I am not going to enlarge on the details of the great efforts I made, the degree of self-sacrifice I achieved, or the severe difficulties I faced in that lonely and desolate village, among those unenlightened people. My only concern was to guide them to spiritual and physical cleanliness and to teach them the existence of a great creator.
Whenever I was on my own, I would study the life of Muhammad ‘alaihis-salâm’. Very few books had been written in English to reflect the facts about his life, yet no effort had been spared on the part of Christians to criticise and vilify that great Prophet and to incriminate him with lying. However, I was now able to study Islam fairly, without being influenced by those books that had been written under inimical motives. During the course of my studies, I came to the full realization that it was a definite fact that Islam was a true religion in which the concept of Allah and reality became manifest in its clearest identity.
Once you had been informed on the services which the great Prophet Muhammad ‘sall-Allâhu ta’âlâ ’alaihi wa sallam’ had rendered for the good of humanity, it would be impossible for you to deny his prophethood. Definitely, he was the Messenger of Allâhu ta’âlâ. As a blessing of Allâhu ta’âlâ, he, alone, and in a very short time, transformed the Arabs from a mass of heathens who had been living in utter savagery and nescience, worshipping many idols, believing in superstitions, leading a bestial, seminaked, and overwhelmingly polygamous life, into a civilized, morally upright and clean nation whose members were now believing in Allâhu ta’âlâ, observing women’s rights, and always trying to be good-natured and genial. A person never could have managed such a job without the blessing or help of Allâhu ta’âlâ.

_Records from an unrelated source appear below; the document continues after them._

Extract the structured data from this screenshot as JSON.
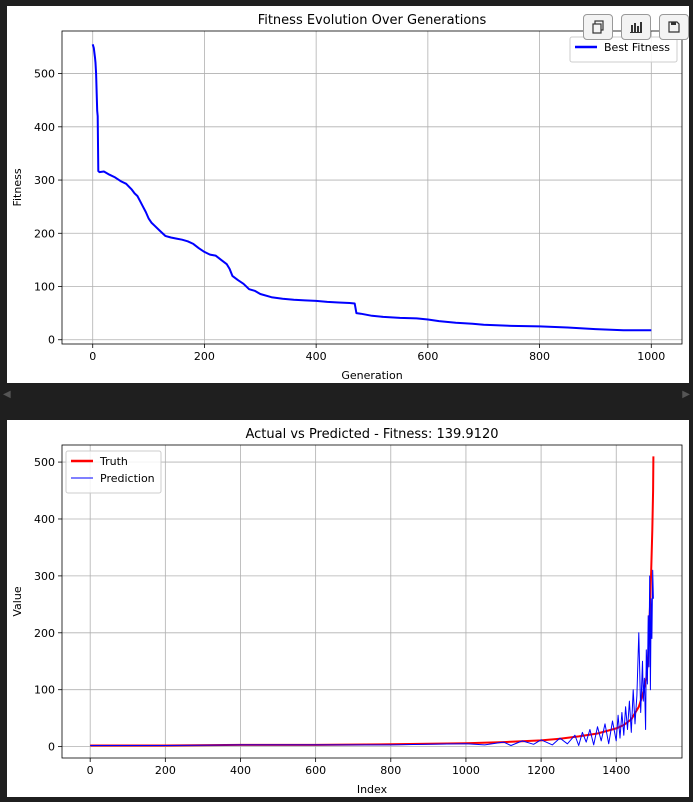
{
  "toolbar": {
    "icons": [
      "copy-icon",
      "bar-chart-icon",
      "save-icon"
    ]
  },
  "chart_data": [
    {
      "type": "line",
      "title": "Fitness Evolution Over Generations",
      "xlabel": "Generation",
      "ylabel": "Fitness",
      "xlim": [
        -55,
        1055
      ],
      "ylim": [
        -8,
        580
      ],
      "xticks": [
        0,
        200,
        400,
        600,
        800,
        1000
      ],
      "yticks": [
        0,
        100,
        200,
        300,
        400,
        500
      ],
      "grid": true,
      "legend": "top-right",
      "series": [
        {
          "name": "Best Fitness",
          "color": "#0000ff",
          "x": [
            0,
            2,
            4,
            5,
            6,
            8,
            9,
            10,
            12,
            20,
            30,
            40,
            50,
            60,
            70,
            75,
            80,
            85,
            90,
            95,
            100,
            105,
            110,
            120,
            130,
            140,
            150,
            160,
            170,
            180,
            190,
            200,
            210,
            220,
            230,
            240,
            245,
            250,
            260,
            270,
            280,
            290,
            300,
            320,
            340,
            360,
            380,
            400,
            420,
            440,
            460,
            469,
            472,
            480,
            500,
            520,
            550,
            580,
            600,
            620,
            650,
            680,
            700,
            750,
            800,
            850,
            900,
            950,
            1000
          ],
          "y": [
            555,
            548,
            530,
            520,
            500,
            430,
            420,
            317,
            315,
            316,
            310,
            305,
            298,
            293,
            282,
            275,
            270,
            260,
            250,
            240,
            228,
            220,
            215,
            205,
            195,
            192,
            190,
            188,
            185,
            180,
            172,
            165,
            160,
            158,
            150,
            142,
            133,
            120,
            112,
            105,
            95,
            92,
            86,
            80,
            77,
            75,
            74,
            73,
            71,
            70,
            69,
            68,
            50,
            49,
            45,
            43,
            41,
            40,
            38,
            35,
            32,
            30,
            28,
            26,
            25,
            23,
            20,
            18,
            18
          ]
        }
      ]
    },
    {
      "type": "line",
      "title": "Actual vs Predicted - Fitness: 139.9120",
      "xlabel": "Index",
      "ylabel": "Value",
      "xlim": [
        -75,
        1575
      ],
      "ylim": [
        -20,
        530
      ],
      "xticks": [
        0,
        200,
        400,
        600,
        800,
        1000,
        1200,
        1400
      ],
      "yticks": [
        0,
        100,
        200,
        300,
        400,
        500
      ],
      "grid": true,
      "legend": "top-left",
      "series": [
        {
          "name": "Truth",
          "color": "#ff0000",
          "x": [
            0,
            200,
            400,
            600,
            800,
            900,
            1000,
            1100,
            1200,
            1250,
            1300,
            1350,
            1400,
            1420,
            1440,
            1460,
            1470,
            1480,
            1485,
            1490,
            1493,
            1496,
            1498,
            1499
          ],
          "y": [
            2,
            2,
            3,
            3,
            4,
            5,
            6,
            8,
            11,
            14,
            18,
            23,
            32,
            38,
            48,
            70,
            90,
            120,
            160,
            250,
            310,
            380,
            450,
            510
          ]
        },
        {
          "name": "Prediction",
          "color": "#0000ff",
          "x": [
            0,
            200,
            400,
            600,
            800,
            900,
            1000,
            1050,
            1100,
            1120,
            1150,
            1180,
            1200,
            1230,
            1250,
            1270,
            1290,
            1300,
            1310,
            1320,
            1330,
            1340,
            1350,
            1360,
            1370,
            1380,
            1390,
            1400,
            1405,
            1410,
            1415,
            1420,
            1425,
            1430,
            1435,
            1440,
            1445,
            1450,
            1455,
            1460,
            1465,
            1470,
            1472,
            1475,
            1478,
            1480,
            1483,
            1485,
            1487,
            1489,
            1491,
            1493,
            1495,
            1497,
            1499
          ],
          "y": [
            2,
            2,
            3,
            3,
            3,
            4,
            5,
            3,
            8,
            2,
            10,
            4,
            12,
            3,
            15,
            5,
            20,
            2,
            25,
            8,
            30,
            3,
            35,
            10,
            40,
            5,
            45,
            10,
            55,
            15,
            60,
            20,
            70,
            30,
            80,
            25,
            100,
            40,
            90,
            200,
            60,
            150,
            80,
            120,
            30,
            170,
            110,
            230,
            140,
            300,
            100,
            260,
            190,
            310,
            260
          ]
        }
      ]
    }
  ]
}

As I thought about the strenuous efforts I put forth in that tiny village whose population was only one or two hundred, and how I still could not bring those wretched people to the right course, my admiration for the work accomplished by Muhammad ‘sall-Allâhu ta’âlâ ’alaihi wa sallam’ grew all the greater. No. Something as great as that could be accomplished only by the Messenger of
Allâhu ta’âlâ. One ought to believe in his prophethood with all one’s heart.
I do not want to make mention of all the other so many even much more beautiful facts about the Islamic religion. For, by acknowledging the existence of Allâhu ta’âlâ and the prophethood of Muhammad ‘alaihis-salâm’, a person has already become a Muslim. One of those days an Indian Muslim visited me. That polite person’s name was Mian Amiruddîn. We had a long conversation on the Islamic religion. That conversation was the decisive encouragement, and I accepted Islam.
I believe in the fact that Islam is the true religion of Allah, in its simplicity, forgivingness, compassionateness and sincerity, in that it establishes brotherhood among people, and in that one day it will unite the entire world. I have reached the last stage of my life, and from now on I have dedicated myself to the service of Islam.